Sexual Destruction

from Aug 31, 2013 Category: Articles

The serpent is more crafty than any of the beasts of the field. He attacks while retreating, retreating while attacking. He concedes this point, all the while making that point. He is both a tar baby and quicksilver. And we are fools for forgetting it.

Consider, if you will, the battles that have dotted the evangelical landscape over the past thirty years. We had lordship salvation, integrationist psychology, seeker sensitive worship, Jabez, WWJD, Promise Keepers, Harold Camping, y2k and a host of other end of the world scenarios, charismatic gifts, modalist elephants, and in one tiny circle of the evangelical world, federal vision, Shepherdism and the New Perspective.

Most of these issues are or were important. There are right answers and wrong answers, and wrong ideas have bad consequences. What if, however, the devil’s goal was less to encourage us to end up on the wrong side of these issues, and more to distract us from more damaging issues? What if some of these were false fronts, and we left sundry other flanks exposed? What if while we were all scratching our heads the devil was dropping our drawers?

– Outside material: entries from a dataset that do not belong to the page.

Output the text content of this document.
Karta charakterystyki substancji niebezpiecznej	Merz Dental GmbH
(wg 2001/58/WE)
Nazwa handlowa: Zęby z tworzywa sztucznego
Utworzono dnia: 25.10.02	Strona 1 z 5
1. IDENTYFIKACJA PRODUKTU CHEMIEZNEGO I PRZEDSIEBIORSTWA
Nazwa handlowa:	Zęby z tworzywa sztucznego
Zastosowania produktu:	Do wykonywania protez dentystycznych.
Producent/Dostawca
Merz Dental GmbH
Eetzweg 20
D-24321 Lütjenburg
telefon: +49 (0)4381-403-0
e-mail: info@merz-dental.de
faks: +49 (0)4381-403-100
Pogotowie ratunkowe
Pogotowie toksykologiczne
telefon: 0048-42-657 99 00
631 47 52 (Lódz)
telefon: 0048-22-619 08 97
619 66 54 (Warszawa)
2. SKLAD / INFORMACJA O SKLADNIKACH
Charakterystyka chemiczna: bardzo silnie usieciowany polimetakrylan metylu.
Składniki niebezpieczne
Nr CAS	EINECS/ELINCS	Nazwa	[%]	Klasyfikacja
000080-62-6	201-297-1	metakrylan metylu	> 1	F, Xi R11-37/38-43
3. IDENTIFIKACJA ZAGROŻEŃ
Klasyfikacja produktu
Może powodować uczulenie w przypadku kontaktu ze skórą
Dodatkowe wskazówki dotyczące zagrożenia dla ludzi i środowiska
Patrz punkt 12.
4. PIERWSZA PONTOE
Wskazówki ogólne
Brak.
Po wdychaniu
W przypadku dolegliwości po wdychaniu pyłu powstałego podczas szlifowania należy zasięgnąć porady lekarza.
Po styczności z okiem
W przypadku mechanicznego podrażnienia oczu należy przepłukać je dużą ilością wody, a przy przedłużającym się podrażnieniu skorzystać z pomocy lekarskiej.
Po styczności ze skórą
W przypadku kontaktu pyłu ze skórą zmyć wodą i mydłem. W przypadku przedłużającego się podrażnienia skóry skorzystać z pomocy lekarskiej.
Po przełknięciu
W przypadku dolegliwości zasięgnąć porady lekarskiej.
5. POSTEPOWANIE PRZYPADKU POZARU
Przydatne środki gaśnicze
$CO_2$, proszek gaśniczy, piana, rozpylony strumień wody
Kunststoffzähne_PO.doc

Though there are competing studies, some more alarming than others, the hard truth is that evangelicals are sleeping with partners to whom they are not married. Hundreds of thousands of them, with barely a word even spoken. How many churches, for instance, have a reputation for preaching against fornication? How many denominations are known as those that take adultery seriously? I suspect when church historians in the next millennia look back at our age they may just define us as that group that gave up on sex. We could not remain relevant and faithful to the Word on sex, and we chose relevant. It would be bad enough if we had allowed ourselves to be swept up in the culture’s sexual tsunami. But the truth is worse—we have failed to be salt and light. It is less that we are worse off because we are like them, more they are worse off because they are like us.

The result is not merely immorality. The trouble with not keeping your pants on isn’t that you offend that great Prude in the sky. The problem is that it leads to death (Proverbs 7:27). How many of our grievous social ills trace their roots to the lie that we can have sex outside marriage with no great consequence? To put it another way, what would this world look like if there were no more adultery and fornication? Because families would be intact, ghettoes and the pathologies that come with them would fade away. The murder rate would drop precipitously. Little boys would grow up with fathers, and when grown would be fathers, working and providing for their own families. Little girls would grow up knowing they were loved by their daddies, and would be secure. Sexually transmitted diseases would go the way of polio. Sexual trafficking would be but a shameful memory.

Best of all, babies would be safe in their mother’s wombs. The murder of babies, which is no mere social ill but is our greatest shame, would wither from the scene.

That is not the world we live in. For two reasons. First, we have come to believe that sexual sins have little reach. Wrong we’re willing to confess. Dangerous we are willing to consider. Destroying our world? No, not that. The pathway to death? That’s just biblical hyperbole. Second, and perhaps the cause of the folly of the first, we won’t preach against this because then people won’t come to church. We think it more important to not drive anyone away, to not lose one giving unit, than to see the power of the Word preached to change the world. We sold our prophetic birthright for a mess of relevance pottage.

Faithful biblical preaching recognizes that theology doesn’t stop with our minds. Faithful biblical preaching preaches the whole of the Bible, and calls out our sins, even if the world thinks them not sins at all. I pray a day will come when we say of this pastor or that, “You ought to download his sermons. He preaches sin. He’s a marriage-ist.” I pray a day will come when one believer will say to another, “I was reading Spurgeon the other day, and he got after it. I had no idea that guy preached fidelity.” I pray, with Paul, a day will come when sexual sin is so faithfully preached against that it will not be named once among us (Ephesians 5:3). It matters, eternally.